The current Hayden Tower proposal, scheduled to begin construction in February, 2012, abandons the triangular, single-story volume with roof-top parking, and substitutes the two, original warehouse structures, to be remodeled rather than demolished as in the original two schemes.
The 60 year old, steel frame structure which once enclosed the industrial press on the site is to be retained, with the metal panel enclosure removed, exposing the original frame and bracing. A translucent proscenium curtain will wrap the existing tower to a height of about thirty feet. That curtain can be mechanically closed around the tower base to segregate an open air gathering area, or be drawn so the open deck extends uninterrupted across the east front just outside the new entrance to the remodeled warehouses. The tower sits in the midst of a raised concrete deck overlooking the site on the Hayden Avenue side and employees can use the paved open space, and enclose a portion of the deck by drawing the acrylic curtain. Above the curtained off area, a new open roof system of structural steel T-sections and cables will support a grid of cylindrical steel drums to be used for planting a cactus landscape at the top of the old tower. The cylinders form the vertical, compressive members of a series of trusses that span the tower. The top chords of the trusses are the T’s, the bottom chords, the cables, and the planter drums are compressed between the two.

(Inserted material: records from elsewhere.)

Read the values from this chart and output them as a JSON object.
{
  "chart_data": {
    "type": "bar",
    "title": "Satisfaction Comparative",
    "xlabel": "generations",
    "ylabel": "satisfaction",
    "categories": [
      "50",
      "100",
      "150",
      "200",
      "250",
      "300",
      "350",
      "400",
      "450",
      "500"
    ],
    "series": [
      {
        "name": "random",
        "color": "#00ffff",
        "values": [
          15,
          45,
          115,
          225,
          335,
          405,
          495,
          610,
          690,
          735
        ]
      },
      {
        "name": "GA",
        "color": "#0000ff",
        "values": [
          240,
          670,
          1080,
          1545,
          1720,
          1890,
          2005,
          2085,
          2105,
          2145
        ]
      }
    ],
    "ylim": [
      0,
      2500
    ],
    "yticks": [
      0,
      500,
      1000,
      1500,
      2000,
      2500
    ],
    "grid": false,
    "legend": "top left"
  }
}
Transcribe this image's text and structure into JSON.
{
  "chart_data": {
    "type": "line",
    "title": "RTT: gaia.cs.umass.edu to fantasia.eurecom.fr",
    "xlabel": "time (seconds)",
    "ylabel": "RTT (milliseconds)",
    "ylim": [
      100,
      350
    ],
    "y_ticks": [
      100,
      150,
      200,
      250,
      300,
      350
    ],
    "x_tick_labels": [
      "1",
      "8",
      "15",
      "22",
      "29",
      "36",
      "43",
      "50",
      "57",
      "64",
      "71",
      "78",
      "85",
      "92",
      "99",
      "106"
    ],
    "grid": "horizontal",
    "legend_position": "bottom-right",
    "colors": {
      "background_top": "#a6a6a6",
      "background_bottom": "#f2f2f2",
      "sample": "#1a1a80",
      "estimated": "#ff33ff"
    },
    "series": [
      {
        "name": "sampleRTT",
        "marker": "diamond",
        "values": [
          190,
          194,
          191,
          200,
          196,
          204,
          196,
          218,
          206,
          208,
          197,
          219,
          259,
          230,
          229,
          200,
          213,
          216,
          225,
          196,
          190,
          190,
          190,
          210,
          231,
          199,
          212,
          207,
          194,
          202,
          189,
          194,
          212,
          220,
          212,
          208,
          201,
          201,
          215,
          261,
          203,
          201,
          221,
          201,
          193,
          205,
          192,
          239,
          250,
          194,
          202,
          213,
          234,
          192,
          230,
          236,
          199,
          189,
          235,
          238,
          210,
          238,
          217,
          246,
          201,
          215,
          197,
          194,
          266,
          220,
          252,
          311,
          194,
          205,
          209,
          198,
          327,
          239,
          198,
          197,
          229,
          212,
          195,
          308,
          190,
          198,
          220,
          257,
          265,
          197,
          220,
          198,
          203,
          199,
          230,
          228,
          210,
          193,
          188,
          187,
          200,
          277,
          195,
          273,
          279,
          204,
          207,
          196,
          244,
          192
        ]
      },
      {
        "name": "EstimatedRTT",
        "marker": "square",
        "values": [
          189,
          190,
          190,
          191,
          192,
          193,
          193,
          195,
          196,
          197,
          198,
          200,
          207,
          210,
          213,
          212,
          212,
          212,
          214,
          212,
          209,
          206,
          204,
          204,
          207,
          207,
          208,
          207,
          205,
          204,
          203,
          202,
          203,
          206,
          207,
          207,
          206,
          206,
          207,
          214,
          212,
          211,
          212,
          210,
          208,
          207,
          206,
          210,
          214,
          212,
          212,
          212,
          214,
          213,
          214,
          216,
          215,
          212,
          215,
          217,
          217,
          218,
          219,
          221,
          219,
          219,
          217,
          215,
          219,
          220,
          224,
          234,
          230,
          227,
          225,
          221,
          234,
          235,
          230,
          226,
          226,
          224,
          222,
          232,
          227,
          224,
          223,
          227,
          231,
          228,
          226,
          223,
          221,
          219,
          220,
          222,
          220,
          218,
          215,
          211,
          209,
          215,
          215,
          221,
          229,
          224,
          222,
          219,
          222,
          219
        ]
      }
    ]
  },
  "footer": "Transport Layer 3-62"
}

The cactus plants will rise above the drums, but remain within the tower elevation, visible from distance, or appearing simply as a drum, cable, and steel T ceiling from below.
The two original warehouses will be spatially connected by demolishing an existing interior wall that currently separates the two contiguous structures, then sub-divided in accord with the tenant’s interior requirements for metal stud partitions to form closed office space and open work areas.
The conceptual focus of the project will be the new tower located at the eastern edge of the site, adjacent to Hayden Avenue. The original conception for this tower belongs to the 10 Towers phase of the project. A preliminary study model made from a square pile of note paper, describes a concept for a tower which is not quite a regular box, nor a clear, spatial departure from the regular box. Rather the model suggests a conceptually soft geometry, or better, a slumped tower. That proposal was originally studied as glass in the 10 Towers proposal. The proposed horizontal and vertical ‘mullions’ and the glazing enclosure system – all straight lines – was thoroughly evaluated. Glazing components were never curved, so the curving surfaces were always conveyed as the aggregate of a sequence of straight lines that continually shifted position across the four tower elevations.
The current proposal sustains the soft geometry analogue, but replaces the horizontal and vertical glass supports with half-inch steel plate, plasma cut, brise soleil frames, with orthogonal, clear, double-glazed panels that close and waterproof the building.
The surface curvature of the tower, from opposite side to opposite side, represent a reciprocal push and pull on opposing surfaces, meaning an indentation on the north elevation, is reciprocated with an approximately equivalent pull on the south elevation. In addition to the pushing/pulling, opposite elevation concept, the original tower block twists – rotates slightly, both clockwise at the top and counterclockwise toward the bottom. The essential curvature is conveyed by the horizontal and vertical steel plate grid, an analogue to the steel forms used to shape the slumped glass in the umbrella project. The straight line glass tower conception has been replaced by a sequence of steel brise soleil plates, the horizontals curving in plan, the verticals in section. The curving steel renders the slumped tower more literally than did the glass version.